The well-settled principle is that facts are not copyrightable under the Indian Copyright Act. Only a creation of work using skill, labour, and capital that is more than a copy of original work is copyrightable. However, the Copyright Act does protect “compilations” , as they are considered to be literary original work. A compilation would only lead to copyright infringement if they are reproduced in the exact same format. Fantasy sports operators, in this case, have a way out as the statistics they produce are not mere compilations. They use raw data which is publicly available and compile them which is later converted to fantasy points. Such use would make it an original literary work and thus these statistics would not lead to infringement. 
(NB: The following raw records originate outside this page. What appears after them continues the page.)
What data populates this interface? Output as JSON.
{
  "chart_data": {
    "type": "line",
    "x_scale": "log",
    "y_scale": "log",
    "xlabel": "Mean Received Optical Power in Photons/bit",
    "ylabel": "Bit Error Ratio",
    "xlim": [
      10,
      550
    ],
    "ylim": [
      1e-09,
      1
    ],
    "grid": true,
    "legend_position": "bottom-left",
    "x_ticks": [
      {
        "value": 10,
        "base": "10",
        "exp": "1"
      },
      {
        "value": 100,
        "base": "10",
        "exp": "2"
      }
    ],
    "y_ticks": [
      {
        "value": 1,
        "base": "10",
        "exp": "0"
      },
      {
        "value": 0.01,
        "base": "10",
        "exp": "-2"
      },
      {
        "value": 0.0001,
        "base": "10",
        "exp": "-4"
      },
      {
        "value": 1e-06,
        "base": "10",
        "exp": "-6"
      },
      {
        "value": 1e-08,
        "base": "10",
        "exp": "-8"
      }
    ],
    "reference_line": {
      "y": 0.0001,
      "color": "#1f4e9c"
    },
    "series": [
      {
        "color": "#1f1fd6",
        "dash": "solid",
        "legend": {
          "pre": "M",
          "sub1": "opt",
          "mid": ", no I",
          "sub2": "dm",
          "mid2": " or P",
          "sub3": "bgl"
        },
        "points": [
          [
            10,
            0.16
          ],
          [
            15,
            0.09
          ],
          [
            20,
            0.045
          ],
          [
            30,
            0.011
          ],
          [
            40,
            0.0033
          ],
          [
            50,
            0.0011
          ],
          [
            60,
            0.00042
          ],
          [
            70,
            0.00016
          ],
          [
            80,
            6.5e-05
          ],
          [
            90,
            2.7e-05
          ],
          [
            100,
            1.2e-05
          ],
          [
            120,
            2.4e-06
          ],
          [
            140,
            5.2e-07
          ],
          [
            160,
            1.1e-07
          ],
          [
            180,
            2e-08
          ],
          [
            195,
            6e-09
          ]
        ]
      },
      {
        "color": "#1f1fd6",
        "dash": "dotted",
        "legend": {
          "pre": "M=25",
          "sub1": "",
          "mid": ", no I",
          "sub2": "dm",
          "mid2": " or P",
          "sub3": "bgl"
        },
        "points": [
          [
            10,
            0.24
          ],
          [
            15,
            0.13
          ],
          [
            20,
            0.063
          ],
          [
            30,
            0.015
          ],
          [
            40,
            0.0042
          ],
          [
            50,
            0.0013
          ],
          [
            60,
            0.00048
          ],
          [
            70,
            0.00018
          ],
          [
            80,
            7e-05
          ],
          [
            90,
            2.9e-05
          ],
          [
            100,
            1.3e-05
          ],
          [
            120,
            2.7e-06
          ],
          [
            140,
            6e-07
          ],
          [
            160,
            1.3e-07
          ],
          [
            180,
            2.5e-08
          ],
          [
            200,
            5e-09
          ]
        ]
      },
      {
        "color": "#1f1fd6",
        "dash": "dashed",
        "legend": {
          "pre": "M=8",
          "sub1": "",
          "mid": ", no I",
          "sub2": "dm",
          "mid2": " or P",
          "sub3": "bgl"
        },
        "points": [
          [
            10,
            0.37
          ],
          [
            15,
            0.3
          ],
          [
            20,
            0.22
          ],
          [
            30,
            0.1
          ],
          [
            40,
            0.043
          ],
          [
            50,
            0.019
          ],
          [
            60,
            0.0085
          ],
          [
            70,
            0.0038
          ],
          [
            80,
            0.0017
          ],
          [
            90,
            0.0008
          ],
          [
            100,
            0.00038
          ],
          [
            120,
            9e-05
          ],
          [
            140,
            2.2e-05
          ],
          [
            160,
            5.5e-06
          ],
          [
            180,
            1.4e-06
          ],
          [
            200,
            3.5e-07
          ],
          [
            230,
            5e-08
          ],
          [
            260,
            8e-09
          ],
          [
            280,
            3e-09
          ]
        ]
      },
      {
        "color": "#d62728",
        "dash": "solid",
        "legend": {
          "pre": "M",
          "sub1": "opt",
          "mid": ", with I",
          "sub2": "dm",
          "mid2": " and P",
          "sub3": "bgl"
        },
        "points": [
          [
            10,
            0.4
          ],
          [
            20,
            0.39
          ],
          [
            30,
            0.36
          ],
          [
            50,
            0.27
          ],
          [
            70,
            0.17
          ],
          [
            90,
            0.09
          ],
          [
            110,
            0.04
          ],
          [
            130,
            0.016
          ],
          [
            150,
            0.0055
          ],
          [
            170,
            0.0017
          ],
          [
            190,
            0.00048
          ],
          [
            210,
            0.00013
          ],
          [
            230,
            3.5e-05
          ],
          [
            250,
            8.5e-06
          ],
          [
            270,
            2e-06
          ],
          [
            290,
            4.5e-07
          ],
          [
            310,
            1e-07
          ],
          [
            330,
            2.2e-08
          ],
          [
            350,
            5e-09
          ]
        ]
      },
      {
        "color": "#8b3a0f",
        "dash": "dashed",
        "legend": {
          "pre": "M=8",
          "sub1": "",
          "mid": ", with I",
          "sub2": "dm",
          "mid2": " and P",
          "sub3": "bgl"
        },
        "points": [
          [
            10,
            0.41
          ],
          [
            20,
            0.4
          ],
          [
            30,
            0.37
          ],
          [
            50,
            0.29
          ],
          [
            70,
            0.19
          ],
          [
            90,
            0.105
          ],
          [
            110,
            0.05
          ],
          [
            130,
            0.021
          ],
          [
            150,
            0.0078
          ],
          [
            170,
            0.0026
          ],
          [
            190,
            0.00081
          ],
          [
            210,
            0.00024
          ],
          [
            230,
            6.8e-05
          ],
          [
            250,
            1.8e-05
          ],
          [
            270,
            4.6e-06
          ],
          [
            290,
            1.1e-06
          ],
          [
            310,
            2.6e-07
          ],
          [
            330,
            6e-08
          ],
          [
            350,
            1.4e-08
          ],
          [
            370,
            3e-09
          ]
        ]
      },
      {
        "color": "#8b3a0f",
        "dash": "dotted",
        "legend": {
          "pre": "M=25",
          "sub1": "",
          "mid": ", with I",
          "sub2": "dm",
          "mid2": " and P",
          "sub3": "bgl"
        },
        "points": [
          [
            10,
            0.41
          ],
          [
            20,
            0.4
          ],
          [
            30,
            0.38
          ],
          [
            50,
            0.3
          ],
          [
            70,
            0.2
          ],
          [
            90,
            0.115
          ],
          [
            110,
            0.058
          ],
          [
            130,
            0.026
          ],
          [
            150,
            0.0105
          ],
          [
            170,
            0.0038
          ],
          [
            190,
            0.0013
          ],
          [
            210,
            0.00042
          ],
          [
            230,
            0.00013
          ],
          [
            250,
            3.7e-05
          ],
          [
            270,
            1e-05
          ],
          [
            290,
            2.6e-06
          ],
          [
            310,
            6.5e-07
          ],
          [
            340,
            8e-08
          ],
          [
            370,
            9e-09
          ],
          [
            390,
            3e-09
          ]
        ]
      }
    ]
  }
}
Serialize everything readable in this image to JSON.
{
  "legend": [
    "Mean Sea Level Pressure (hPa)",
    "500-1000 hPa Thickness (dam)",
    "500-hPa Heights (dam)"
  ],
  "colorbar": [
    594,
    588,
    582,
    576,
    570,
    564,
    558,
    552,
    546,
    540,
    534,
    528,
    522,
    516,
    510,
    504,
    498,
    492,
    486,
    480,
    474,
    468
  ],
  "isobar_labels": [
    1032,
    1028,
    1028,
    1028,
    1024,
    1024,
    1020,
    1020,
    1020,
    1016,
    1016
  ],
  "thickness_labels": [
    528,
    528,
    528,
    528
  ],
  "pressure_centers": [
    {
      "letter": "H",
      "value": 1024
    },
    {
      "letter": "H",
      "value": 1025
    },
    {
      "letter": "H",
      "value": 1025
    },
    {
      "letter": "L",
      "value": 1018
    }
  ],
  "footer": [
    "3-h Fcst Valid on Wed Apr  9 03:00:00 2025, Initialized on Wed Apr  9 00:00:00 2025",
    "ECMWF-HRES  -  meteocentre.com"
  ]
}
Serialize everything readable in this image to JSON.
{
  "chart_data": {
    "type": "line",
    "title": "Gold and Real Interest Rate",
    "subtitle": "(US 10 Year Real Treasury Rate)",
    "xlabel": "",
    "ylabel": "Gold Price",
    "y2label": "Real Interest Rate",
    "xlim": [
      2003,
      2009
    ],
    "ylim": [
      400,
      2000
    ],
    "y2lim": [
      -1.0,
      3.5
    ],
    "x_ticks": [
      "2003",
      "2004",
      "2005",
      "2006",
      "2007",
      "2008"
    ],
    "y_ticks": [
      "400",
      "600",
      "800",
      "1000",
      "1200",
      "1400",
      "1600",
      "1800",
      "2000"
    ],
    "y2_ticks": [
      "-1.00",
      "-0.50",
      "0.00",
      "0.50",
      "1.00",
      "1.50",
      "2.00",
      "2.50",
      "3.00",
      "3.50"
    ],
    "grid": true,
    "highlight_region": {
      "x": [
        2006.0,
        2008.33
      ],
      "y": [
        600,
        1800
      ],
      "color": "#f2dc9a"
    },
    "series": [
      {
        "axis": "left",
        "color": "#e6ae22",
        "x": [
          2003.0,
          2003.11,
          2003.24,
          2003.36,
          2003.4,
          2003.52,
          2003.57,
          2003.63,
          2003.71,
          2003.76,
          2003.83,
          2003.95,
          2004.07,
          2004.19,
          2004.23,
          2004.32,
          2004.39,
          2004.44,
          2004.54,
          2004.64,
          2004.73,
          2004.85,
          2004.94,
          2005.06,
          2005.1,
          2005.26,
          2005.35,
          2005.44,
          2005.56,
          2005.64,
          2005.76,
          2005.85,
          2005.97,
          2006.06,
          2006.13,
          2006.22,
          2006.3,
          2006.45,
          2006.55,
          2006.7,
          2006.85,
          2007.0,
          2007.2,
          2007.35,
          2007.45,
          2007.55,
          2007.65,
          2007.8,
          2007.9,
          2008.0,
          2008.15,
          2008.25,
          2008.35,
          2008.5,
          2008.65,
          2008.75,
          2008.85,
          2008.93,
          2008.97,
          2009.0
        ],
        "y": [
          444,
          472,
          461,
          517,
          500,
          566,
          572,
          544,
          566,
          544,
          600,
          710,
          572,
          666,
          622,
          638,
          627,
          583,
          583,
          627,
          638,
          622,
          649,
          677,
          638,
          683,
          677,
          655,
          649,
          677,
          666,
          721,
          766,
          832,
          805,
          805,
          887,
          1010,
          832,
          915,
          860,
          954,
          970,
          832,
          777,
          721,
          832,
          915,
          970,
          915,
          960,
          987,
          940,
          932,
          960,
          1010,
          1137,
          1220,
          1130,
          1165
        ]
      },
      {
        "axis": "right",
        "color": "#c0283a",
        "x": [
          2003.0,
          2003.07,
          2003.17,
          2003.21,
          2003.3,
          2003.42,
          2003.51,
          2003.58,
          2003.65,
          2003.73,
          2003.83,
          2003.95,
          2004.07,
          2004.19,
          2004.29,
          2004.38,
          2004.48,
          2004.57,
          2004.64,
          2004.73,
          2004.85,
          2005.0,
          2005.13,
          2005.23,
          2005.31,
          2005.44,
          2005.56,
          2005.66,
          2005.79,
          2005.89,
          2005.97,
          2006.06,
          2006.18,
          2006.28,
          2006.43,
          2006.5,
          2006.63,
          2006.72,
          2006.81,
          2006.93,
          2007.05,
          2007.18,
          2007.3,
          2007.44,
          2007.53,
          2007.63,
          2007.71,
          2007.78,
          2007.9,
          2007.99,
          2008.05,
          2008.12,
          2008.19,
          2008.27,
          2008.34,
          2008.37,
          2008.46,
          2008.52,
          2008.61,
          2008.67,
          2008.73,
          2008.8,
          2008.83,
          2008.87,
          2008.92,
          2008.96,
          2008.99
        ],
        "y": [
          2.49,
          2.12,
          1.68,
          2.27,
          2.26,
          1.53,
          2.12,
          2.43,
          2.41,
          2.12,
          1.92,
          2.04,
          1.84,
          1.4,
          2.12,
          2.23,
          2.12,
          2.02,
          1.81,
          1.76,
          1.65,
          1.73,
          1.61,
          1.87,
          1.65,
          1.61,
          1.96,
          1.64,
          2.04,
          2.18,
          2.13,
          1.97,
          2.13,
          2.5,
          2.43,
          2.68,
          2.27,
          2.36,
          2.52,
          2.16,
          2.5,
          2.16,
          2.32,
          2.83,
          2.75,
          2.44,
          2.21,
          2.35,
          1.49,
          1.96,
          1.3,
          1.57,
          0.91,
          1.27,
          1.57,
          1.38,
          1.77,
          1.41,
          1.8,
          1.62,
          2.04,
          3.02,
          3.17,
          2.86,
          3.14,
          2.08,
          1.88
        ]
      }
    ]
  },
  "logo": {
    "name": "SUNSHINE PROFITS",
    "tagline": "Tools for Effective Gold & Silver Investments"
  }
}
Watching or following sports through the lens of fantasy games has brought many new fans that had never been fully immersed in supporting a club, or been regular followers of the game. The overall concept of this game is based on “outsmarting” your opponent, using your knowledge. As a result of this, as more followers/fans were attracted to the game, it created interest among different stakeholders such as leagues, clubs, sponsors and media. The emergence of this phenomenon provides an additional spark for a large number of people. They feel empowered by having the option to be something more than just an “armchair” general manager. The rise in the number of fantasy sports operators shows how it is one of the most effective means of fan engagement. New brands have been entering the market and already established fantasy sports operators have seen an all-time high. Fantasy sports platforms are all about statistics. There is a lot of analysis done by the experts including the player’s analysis, the team analytics, the data gathered in real-time and the user’s data. With Dream 11 having managed to get themselves out of a legal tussle regarding gambling, has paved the way for new entrants in the industry. However, there is one constant legal ambiguity hovering over these fantasy sports operators. That is of IP infringement claims coming their way. It is always better for these operators to have authorized licenses in place and keep their functioning infringement free. Appropriate measures are taken in IP protection of such fantasy games initially to save a lot of hassle in the future. Every small element of fantasy sports could be subject to IP infringement. But with necessary steps taken, fantasy sports could take fan engagement to the next level.